New Zealand now hovers on a precipice after ‘Local Water Done ... ’ has passed its September 3 deadline and, as predicted, failed to deliver.
This is a serious failure that will expose ratepayers to unprecedented financial burdens. It is essential that our communities get their heads around this threat because the time to avert the looming "cluster stuff" is rapidly running out.
The cloud of confusion that has hung over this process for almost a decade now has served our nation poorly and last week’s announcement from the Minister for Local Government Simon Watts claiming success and stating "as a result of these reforms Water Service Entities will be financially sustainable" only adds to the confusion.
There is a big difference between a financially sustainable Water Plan and a financially sustainable community. A financially sustainable Water Plan forces councils to increase debt, like Dunedin’s recent announcement that the council will have to increase group debt to $2.3 billion in 10 years.
Or water rates, like Waitaki’s prediction of a 90% increase in the next two years.
Councils throughout our nation may have been forced to produce sustainable plans, but I will leave it up to the readers to decide if the figures are sustainable for communities.
It is widely acknowledged that the Three Waters council functions under are no longer fit for purpose: they were designed in the era of the night cart.
At present, New Zealand has 67 councils, with 67 mayors, 67 CEOs, 67 groupings of councillors and 67 workforces. This unwieldy duplication places us all in a weakened bargaining position, clamouring over each other to get work done, control and negotiating power sits with the contractors, and communities pay.
Add to this, the legal imperative around councils meeting consent requirements; if we delay or try to bluff we end up in court, ultimately getting our butts kicked and returning to the negotiating table in an even more enfeebled position.
This is a pathetic and antiquated structure desperately needing to be replaced with as few groupings as possible, maybe four or five for a wee country like New Zealand.
The September 3 deadline for councils to present their water plans to government produced a very dangerous outcome with the number of proposed entities now slightly down to just over 40.
Fundamentally, nothing has changed. We are now stuck in no-man’s land. Not only have we failed to get the efficiencies required, but we have also taken a long time to achieve little, and time will work against ratepayers because every year that passes will see most councils forced to achieve consent requirements, which are the triggers to projects and costings.
They will now have to take on these projects without the protection that collective strength would provide.

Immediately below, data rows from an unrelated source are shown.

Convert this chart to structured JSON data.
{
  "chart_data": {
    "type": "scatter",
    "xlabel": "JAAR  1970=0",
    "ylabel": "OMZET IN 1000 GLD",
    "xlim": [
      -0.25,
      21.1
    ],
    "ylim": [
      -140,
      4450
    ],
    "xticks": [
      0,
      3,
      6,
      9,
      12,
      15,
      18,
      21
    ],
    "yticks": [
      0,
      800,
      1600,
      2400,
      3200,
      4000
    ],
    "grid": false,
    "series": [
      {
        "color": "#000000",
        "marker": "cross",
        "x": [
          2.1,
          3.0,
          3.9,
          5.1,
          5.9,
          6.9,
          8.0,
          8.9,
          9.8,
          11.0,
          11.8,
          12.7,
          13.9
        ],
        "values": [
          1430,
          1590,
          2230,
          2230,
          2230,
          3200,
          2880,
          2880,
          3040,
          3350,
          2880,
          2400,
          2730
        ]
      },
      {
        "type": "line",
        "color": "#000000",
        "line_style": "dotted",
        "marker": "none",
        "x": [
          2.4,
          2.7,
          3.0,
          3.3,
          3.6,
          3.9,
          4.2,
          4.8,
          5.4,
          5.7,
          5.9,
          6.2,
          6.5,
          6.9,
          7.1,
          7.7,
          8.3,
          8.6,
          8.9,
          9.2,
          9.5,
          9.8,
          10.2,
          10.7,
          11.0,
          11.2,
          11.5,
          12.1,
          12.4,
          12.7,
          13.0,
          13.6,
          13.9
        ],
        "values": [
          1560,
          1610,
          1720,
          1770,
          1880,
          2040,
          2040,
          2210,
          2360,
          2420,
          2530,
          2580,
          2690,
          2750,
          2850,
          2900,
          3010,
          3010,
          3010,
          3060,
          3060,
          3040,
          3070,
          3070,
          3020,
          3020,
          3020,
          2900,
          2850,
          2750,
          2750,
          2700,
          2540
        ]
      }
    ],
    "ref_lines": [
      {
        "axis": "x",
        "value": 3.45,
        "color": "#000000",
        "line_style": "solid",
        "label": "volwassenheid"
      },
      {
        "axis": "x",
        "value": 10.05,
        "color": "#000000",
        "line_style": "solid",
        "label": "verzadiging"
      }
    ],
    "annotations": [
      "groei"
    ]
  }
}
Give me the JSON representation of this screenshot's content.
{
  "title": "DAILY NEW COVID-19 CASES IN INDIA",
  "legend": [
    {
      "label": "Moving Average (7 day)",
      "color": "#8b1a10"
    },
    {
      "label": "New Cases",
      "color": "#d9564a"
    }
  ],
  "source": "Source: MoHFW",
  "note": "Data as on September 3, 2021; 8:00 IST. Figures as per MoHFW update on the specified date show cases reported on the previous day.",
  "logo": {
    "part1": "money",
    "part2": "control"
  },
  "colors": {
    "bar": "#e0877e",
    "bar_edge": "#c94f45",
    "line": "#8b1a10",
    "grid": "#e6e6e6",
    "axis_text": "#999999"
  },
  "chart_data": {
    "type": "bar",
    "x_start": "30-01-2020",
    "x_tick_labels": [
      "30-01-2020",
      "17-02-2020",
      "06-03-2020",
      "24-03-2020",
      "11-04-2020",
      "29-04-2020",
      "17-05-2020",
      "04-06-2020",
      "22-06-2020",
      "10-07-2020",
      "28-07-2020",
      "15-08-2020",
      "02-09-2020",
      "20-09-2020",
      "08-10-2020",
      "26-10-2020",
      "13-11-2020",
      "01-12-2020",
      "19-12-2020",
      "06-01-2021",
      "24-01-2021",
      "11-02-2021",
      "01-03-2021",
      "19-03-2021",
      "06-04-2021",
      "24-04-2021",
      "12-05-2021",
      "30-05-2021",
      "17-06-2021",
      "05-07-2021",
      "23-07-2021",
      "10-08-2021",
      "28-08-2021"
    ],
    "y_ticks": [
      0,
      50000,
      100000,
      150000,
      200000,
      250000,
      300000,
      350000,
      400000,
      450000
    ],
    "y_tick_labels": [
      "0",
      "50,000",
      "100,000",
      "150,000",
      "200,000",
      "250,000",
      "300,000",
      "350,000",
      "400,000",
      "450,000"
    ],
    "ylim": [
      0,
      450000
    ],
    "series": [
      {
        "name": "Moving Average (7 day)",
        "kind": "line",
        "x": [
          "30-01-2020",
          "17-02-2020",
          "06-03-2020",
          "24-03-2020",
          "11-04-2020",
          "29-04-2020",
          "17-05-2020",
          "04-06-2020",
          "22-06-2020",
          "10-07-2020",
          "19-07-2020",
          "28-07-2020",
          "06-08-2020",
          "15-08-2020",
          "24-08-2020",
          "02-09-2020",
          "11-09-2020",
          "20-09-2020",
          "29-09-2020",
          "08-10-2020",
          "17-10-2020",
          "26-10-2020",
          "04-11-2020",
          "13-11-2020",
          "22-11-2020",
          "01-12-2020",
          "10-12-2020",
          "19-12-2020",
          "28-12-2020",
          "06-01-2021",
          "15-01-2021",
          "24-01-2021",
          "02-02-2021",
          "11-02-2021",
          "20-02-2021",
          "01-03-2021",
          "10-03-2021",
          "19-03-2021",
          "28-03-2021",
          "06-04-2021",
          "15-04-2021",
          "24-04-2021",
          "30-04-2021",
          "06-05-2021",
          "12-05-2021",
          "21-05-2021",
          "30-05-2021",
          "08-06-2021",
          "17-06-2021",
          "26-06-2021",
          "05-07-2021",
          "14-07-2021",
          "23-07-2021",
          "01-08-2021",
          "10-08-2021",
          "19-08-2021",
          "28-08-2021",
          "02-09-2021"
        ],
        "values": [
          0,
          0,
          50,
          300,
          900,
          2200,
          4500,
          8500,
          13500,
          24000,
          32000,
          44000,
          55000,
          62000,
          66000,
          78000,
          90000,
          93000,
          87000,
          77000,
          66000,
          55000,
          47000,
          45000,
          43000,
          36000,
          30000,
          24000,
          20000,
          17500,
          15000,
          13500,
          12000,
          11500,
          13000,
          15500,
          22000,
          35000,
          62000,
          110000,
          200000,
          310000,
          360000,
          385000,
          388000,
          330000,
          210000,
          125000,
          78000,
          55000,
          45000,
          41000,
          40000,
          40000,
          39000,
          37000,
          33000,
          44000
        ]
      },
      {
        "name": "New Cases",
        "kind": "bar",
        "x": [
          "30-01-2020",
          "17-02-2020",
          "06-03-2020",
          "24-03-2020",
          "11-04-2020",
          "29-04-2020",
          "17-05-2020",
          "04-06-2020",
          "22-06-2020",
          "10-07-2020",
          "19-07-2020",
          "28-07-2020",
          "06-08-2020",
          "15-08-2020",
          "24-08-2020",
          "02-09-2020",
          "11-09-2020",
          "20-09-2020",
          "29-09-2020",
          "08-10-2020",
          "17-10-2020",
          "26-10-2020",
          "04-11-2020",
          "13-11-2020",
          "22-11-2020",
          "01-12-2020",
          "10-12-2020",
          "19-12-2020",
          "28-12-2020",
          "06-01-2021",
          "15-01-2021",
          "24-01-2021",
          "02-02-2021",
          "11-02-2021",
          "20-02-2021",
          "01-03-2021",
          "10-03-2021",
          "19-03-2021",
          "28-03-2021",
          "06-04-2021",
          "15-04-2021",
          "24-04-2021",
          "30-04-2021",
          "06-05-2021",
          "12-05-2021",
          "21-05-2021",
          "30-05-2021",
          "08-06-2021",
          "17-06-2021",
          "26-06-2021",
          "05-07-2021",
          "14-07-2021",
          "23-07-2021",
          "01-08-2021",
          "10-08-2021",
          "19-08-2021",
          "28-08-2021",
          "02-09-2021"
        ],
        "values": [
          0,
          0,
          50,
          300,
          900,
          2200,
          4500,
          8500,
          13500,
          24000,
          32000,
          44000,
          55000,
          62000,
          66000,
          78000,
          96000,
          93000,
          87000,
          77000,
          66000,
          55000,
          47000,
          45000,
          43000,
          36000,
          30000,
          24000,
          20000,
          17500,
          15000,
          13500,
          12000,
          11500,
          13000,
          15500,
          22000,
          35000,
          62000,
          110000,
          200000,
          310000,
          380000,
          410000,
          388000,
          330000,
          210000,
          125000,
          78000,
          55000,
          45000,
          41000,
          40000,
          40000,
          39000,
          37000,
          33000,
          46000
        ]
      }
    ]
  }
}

We know that the public are over this topic, and that there is a plethora of agendas and misinformation that have dogged this process for almost a decade.
If the public could strip this issue down to its genesis, they must now see why we have consistently maintained the same message. If we don’t sort this out immediately, people are going to be bankrupted, they will lose their homes and suffer financial hardship.
Every step in this Wellington-induced nightmare has failed to attain the required results, the political backtracking that would be required to remedy this crisis is not materialising, and confusion remains the greatest barrier to the public formulating an understanding cohesive enough to force change.
Dabbling was never going to fix this. The problem is far too big, with hundreds of millions of dollars in Three Waters projects over the next 10 years.
There is the slightest possibility that this cluster could be avoided, but it would require the government to "grow one" and knock a few councils back into reality; forcing them to seek the collective strength of their neighbours (groups like the Southern Water CCO).
But will they? Maybe one or two will get a reality check but any more is mandating, something that many in the Beehive today must be pondering on, because that was one of the trigger words they used to motivate the manipulated.
Like this process, I too am running out of time. With around five weeks left before I waddle into retirement, I’ve never lost a battle as bad as this one.
Looking back on the last 10 years, I can’t believe that collectively we have been too shallow to do the right thing by our fellow Kiwi. With so many councils wanting to be the winner, or refusing to get out of their bunker, there is blame on all sides.
But for now we wait, transfixed in this unnecessary quagmire. The government instigated this process; they set the rules and ignored the warnings. Councils don’t make the laws and have taken that much of a beating in recent years that we now lack the cohesion and trust required to wrestle back any semblance of control.
This is the government’s gig. It always has been, and only they can fix things.
■ Bryan Cadogan is the retiring mayor of the Clutha District.